Well, thats was not funny for me making fun of someone's dependence on you is not hilarious . But, i see that it was indeed funny to you. And now, i realised how wrong was it for me to invest so much it myself on a person who wasn't even emotionally mature enough to know that it mean't . I vividly remember crying my eyes out infront of a friend and now i can only imagine how saddest people can be to pull off such moves to show how much power they wield in a relationship. You tough never to do that to another human because i was i
On the receiving end of such behavior. And you also tough me to not fall for a person like whose own ego is more important than the tears of their partner. Actually that shouldn't have taken me as much surprise as it did. Because you have been playing with me since the very first play.I REMEMBER HOW ANGUISHED I USED TO BE BECAUSE YOU ONLY SENT ME MIXED SIGNALS.

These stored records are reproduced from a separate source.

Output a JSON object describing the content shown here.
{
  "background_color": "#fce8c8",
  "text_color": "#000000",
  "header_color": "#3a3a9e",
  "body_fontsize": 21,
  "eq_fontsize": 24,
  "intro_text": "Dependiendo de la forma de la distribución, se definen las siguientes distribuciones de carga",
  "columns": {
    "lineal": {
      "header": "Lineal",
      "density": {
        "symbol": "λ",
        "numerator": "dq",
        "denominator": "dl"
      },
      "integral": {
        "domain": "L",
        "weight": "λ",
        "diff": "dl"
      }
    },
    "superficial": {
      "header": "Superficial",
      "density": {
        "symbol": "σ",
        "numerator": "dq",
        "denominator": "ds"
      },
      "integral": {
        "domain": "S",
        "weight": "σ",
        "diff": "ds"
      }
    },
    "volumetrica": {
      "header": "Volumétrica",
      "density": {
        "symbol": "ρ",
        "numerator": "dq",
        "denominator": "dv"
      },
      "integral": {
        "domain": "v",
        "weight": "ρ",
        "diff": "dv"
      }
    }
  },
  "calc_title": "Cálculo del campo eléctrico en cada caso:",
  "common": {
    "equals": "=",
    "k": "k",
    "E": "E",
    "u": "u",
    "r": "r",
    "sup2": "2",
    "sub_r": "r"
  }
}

For the longest time i didn't even know if you liked me or not. Yes like, because even though i might have loved you, i know you never did . You just loved your self. So you played with my feelings till you were unsure. You see, i wasn't good enough to be with you the moment i asked , but i wasn't even bad enough to let go without thinking about it right? And you did your thinking and yoh tortured me while you did it . But that is ok . I learned that no matter how much i like someone, i will not hang on to every ambigouous word they say.